Designers have a certain reputation (how can I put this tactfully?) for being a trifle over-sensitive. Footballers have their metatarsals, but with designers the prevalent injury is punctured pride compounded by bruised ego. Every studio in the land has witnessed its fair share of hissy fits, as designers take umbrage at barbarian clients, long-in-the-tooth creative directors whose ideas went out with the Ark, or hard-nosed project managers who simply don’t understand.

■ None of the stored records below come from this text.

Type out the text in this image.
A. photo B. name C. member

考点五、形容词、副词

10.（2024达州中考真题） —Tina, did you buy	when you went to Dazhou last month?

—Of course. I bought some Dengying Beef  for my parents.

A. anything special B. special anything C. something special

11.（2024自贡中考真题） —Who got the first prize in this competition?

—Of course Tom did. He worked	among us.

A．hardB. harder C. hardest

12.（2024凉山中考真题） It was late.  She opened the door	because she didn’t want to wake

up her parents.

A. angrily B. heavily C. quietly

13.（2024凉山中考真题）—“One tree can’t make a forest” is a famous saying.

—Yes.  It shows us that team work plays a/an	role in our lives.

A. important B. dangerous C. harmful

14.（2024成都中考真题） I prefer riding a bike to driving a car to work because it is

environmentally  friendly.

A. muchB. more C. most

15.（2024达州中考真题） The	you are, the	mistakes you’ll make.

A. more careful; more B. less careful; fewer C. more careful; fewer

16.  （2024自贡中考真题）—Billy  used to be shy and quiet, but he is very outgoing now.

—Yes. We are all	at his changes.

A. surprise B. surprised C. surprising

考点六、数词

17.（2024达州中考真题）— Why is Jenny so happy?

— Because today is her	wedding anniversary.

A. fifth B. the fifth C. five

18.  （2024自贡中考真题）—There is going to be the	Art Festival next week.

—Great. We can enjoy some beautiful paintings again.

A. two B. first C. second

But I’d like to set the record straight. Designers aren’t pampered prima donnas with ricepaper for skin. Quite the contrary. They are level-headed pragmatists, used to taking the rough with the smooth. And by the end of this column, I intend to have proved this. I bring to the stand one Giles Coren, sometime TV presenter and food critic for The Times. He recently had a run-in with said newspaper’s subs desk, which had the temerity to remove a word from one of his precious restaurant reviews. This wasn’t even a big word. In fact, it couldn’t have been any shorter – it was ‘a’.


In a Bernard Manning-blue letter to the unfortunate subs (mysteriously leaked to The Guardian), Coren ranted and raved how this minuscule cut totally changed his meaning.


‘Go for a nosh’ had become ‘go for nosh’, so a subtle joke about a blow-job had appar – ently been lost. What’s more, the carefully worked cadence of his sentence had been destroyed. He found the crime heinous enough to fulminate at length, claiming he’d become so worked up he couldn’t sleep at night, and that his entire weekend had been sabotaged.


Eventually, there were no toys left to throw out of the pram. Now there are a couple of ways of looking at this. Either you can admire Coren’s perfectionism and passion (that’s an overused word, but entirely appropriate in this context). Or you might think how ridiculously precious and over the top he was being. There are times you simply need to take things on the chin and move on.


And when you compare it to the compromises designers have to make every day of their working lives, it’s trifling.


Clients (God bless them) pay the bills and always have the final say. You may have come up with the idea of the wheel, but if the client says it’s too round, you’ll have to put some edges on it. With a smile on your face, of course.


Designers want to make the best of every opportunity. But they’re still realistic enough to know that there are reasons every project is at least slightly flawed. You may have been asked to make a silk bumbag out of a sow’s udder. The billion-dollar budget isn’t there to realise your spectacular vision, so you have to downgrade it.


Deadlines are tight, so corners get chopped. The client has a hangover, and your concepts make his head pound even louder. You’re caught in a power struggle which means your idea is pulled this way and that way, until it is entirely shapeless. You are made to use the client’s accident-prone brother who’s a printer/photographer/illustrator.


There are a thousand reasons a piece of design won’t achieve the perfection that is strived for. And most designers manage to take these compromises in their stride, making the best of the situation, moving on to the next job with as much hope and enthusiasm as they started the last. That takes resilience and a sense of perspective. So maybe it’s not designers, but us touchy writers you’ve got walk on eggshells for.